Bug #47832 MT DD crash during SR in Dbtup::disk_page_free
Submitted: 5 Oct 2009 10:45 Modified: 2 Nov 2009 21:16
Reporter: Pekka Nousiainen Email Updates:
Status: Closed Impact on me:
None 
Category:MySQL Cluster: Disk Data Severity:S2 (Serious)
Version:mysql-5.1-telco-7.0 OS:Any
Assigned to: Pekka Nousiainen CPU Architecture:Any

[5 Oct 2009 10:45] Pekka Nousiainen
Description:
In MT DD it is still possible to get a crash
during System Restart.  Current line# 1197.

DbtupDiskAlloc.cpp
disk_page_free
  const Uint32 *src= ((Fix_page*)pagePtr.p)->get_ptr(page_idx, 0);
> ndbassert(* (src + 1) != Tup_fixsize_page::FREE_RECORD);
  lsn= disk_page_undo_free(pagePtr.p, key,

Other defects with similar symptoms were fixed under bug#41915
(which is closed).  This bug# takes over the rest.

How to repeat:
testSystemRestart -v -n SR_DD_2b
[19 Oct 2009 14:06] Pekka Nousiainen
Above crash is caused (at least) by LCP of fragment
which has become empty (scan pos was not initialized).
So a better test case was:

testSystemRestart -n SR_DD_2b_LCP -r 1 D1
[20 Oct 2009 15:12] Bugs System
A patch for this bug has been committed.
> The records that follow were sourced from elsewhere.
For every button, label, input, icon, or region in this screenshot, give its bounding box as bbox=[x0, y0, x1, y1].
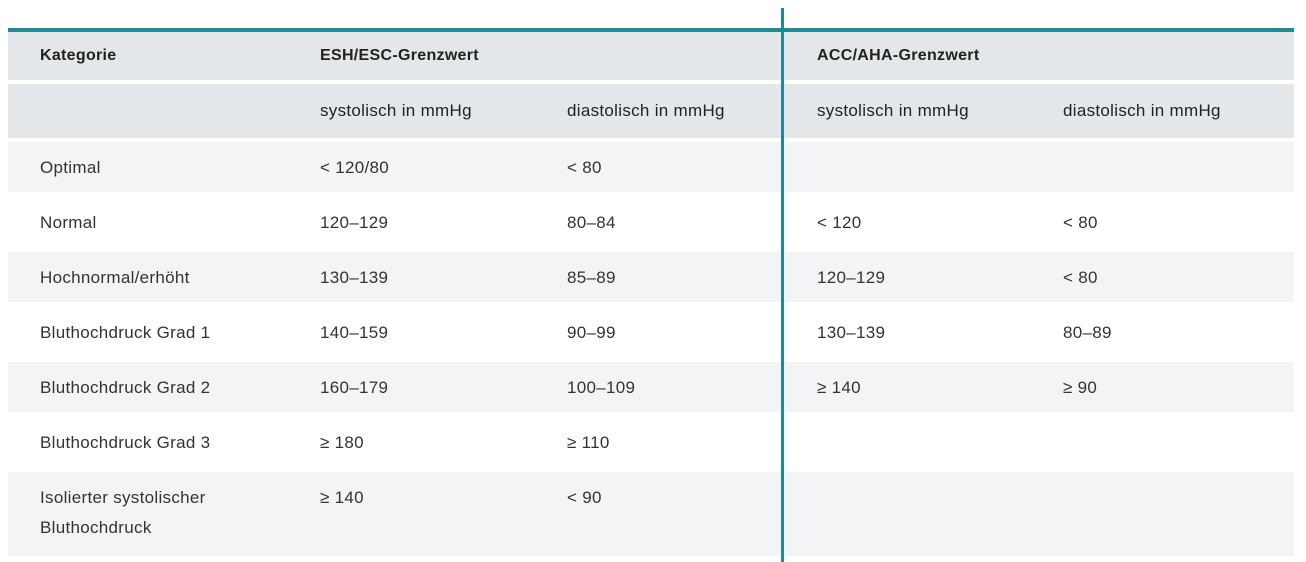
cell-value: 85–89 bbox=[567, 268, 616, 287]
subheader: systolisch in mmHg bbox=[817, 101, 969, 120]
divider bbox=[781, 8, 784, 562]
cell-value: ≥ 140 bbox=[320, 488, 364, 507]
cell-value: 140–159 bbox=[320, 323, 389, 342]
cell-value: < 90 bbox=[567, 488, 602, 507]
row-label: Optimal bbox=[40, 158, 101, 177]
group-header: Kategorie bbox=[40, 47, 117, 64]
row-label: Bluthochdruck Grad 1 bbox=[40, 323, 211, 342]
row-label: Isolierter systolischer Bluthochdruck bbox=[40, 488, 206, 537]
subheader: diastolisch in mmHg bbox=[567, 101, 725, 120]
cell-value: < 80 bbox=[1063, 268, 1098, 287]
top-rule bbox=[8, 28, 1294, 32]
cell-value: < 80 bbox=[1063, 213, 1098, 232]
cell-value: 80–89 bbox=[1063, 323, 1112, 342]
subheader: systolisch in mmHg bbox=[320, 101, 472, 120]
cell-value: 130–139 bbox=[817, 323, 886, 342]
row-label: Normal bbox=[40, 213, 97, 232]
cell-value: ≥ 90 bbox=[1063, 378, 1098, 397]
cell-value: ≥ 140 bbox=[817, 378, 861, 397]
cell-value: ≥ 180 bbox=[320, 433, 364, 452]
cell-value: 100–109 bbox=[567, 378, 636, 397]
row-label: Hochnormal/erhöht bbox=[40, 268, 190, 287]
row-label: Bluthochdruck Grad 2 bbox=[40, 378, 211, 397]
cell-value: ≥ 110 bbox=[567, 433, 610, 452]
cell-value: 120–129 bbox=[817, 268, 886, 287]
cell-value: 130–139 bbox=[320, 268, 389, 287]
cell-value: 80–84 bbox=[567, 213, 616, 232]
subheader-row-bg bbox=[8, 84, 1294, 138]
cell-value: 90–99 bbox=[567, 323, 616, 342]
row-label: Bluthochdruck Grad 3 bbox=[40, 433, 211, 452]
header-row-bg bbox=[8, 32, 1294, 80]
cell-value: 120–129 bbox=[320, 213, 389, 232]
row-bg bbox=[8, 252, 1294, 302]
group-header: ESH/ESC-Grenzwert bbox=[320, 47, 479, 64]
row-bg bbox=[8, 362, 1294, 412]
row-bg bbox=[8, 142, 1294, 192]
cell-value: < 120/80 bbox=[320, 158, 390, 177]
subheader: diastolisch in mmHg bbox=[1063, 101, 1221, 120]
cell-value: < 80 bbox=[567, 158, 602, 177]
cell-value: < 120 bbox=[817, 213, 862, 232]
group-header: ACC/AHA-Grenzwert bbox=[817, 47, 980, 64]
row-bg bbox=[8, 472, 1294, 556]
cell-value: 160–179 bbox=[320, 378, 389, 397]
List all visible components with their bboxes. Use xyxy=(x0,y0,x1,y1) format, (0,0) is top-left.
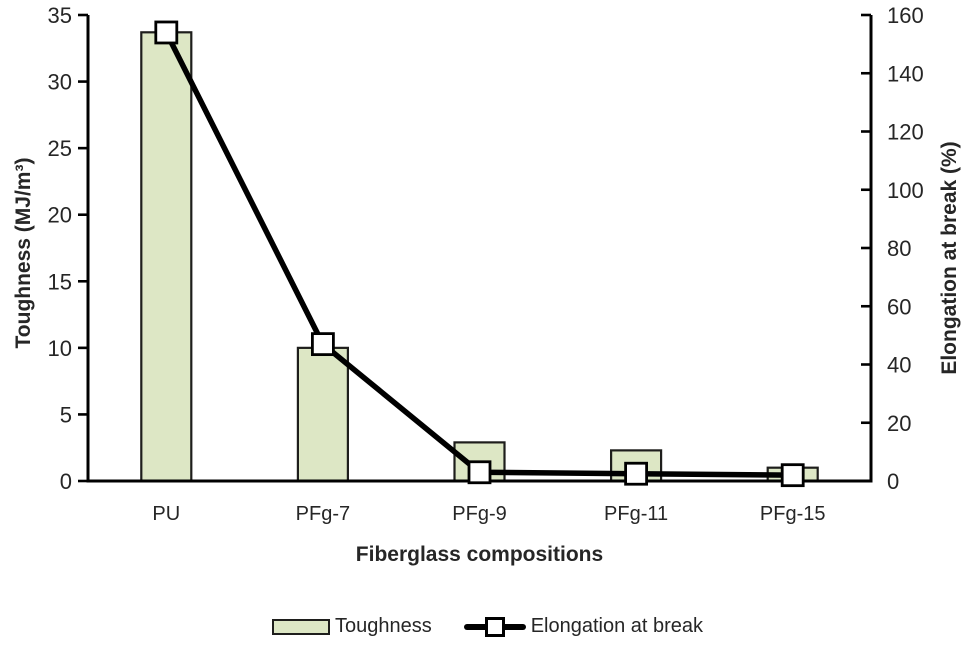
right-axis-tick-label: 20 xyxy=(887,411,911,436)
elongation-marker-PU xyxy=(154,20,179,45)
left-axis-tick-label: 5 xyxy=(60,402,72,427)
category-label-PFg-15: PFg-15 xyxy=(760,503,826,525)
elongation-line xyxy=(163,29,796,478)
right-axis-tick-label: 120 xyxy=(887,120,924,145)
right-axis-title: Elongation at break (%) xyxy=(938,141,961,375)
right-axis-tick-label: 80 xyxy=(887,236,911,261)
legend: Toughness Elongation at break xyxy=(0,615,975,638)
legend-item-elongation: Elongation at break xyxy=(463,615,704,638)
bar-swatch-icon xyxy=(271,618,330,635)
category-label-PFg-9: PFg-9 xyxy=(452,503,506,525)
category-label-PFg-11: PFg-11 xyxy=(604,503,668,525)
left-axis-tick-label: 0 xyxy=(60,469,72,494)
toughness-bar-PU xyxy=(140,31,193,483)
toughness-bar-PFg-7 xyxy=(296,346,349,483)
elongation-marker-PFg-11 xyxy=(624,461,648,486)
right-axis-tick-label: 140 xyxy=(887,61,924,86)
line-marker-swatch-icon xyxy=(463,616,526,638)
category-label-PU: PU xyxy=(152,503,180,525)
left-axis-title: Toughness (MJ/m³) xyxy=(12,157,35,349)
left-axis-tick-label: 35 xyxy=(48,3,72,28)
legend-square-marker-icon xyxy=(484,616,505,637)
left-axis-tick-label: 25 xyxy=(48,136,72,161)
x-axis-title: Fiberglass compositions xyxy=(355,543,604,566)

After review, it may
be pushed to the relevant source trees for release in the next
version. You can access the patch from:

  http://lists.mysql.com/commits/87488

3023 Pekka Nousiainen	2009-10-20
      bug#47832 01_lcp.diff
      Fix un-initialized scan position of LCP scan of empty fragment and
      make the scan state a bit more explicit.
[2 Nov 2009 19:58] Jonas Oreland
pushed to 6.2.19, 6.3.28 and 7.0.9
[2 Nov 2009 21:16] Jon Stephens
Documented bugfix in the NDB-6.2.19, 6.3.28, and 7.0.9 changelogs, as follows:

        A local checkpoint of an empty fragment could cause a data node
        crash.

Closed.
[3 Nov 2009 7:15] Jon Stephens
Per discussion with Pekka, revised changelog entry to read

        A local checkpoint of an empty fragment could cause a crash
        during a system restart which was based on that LCP.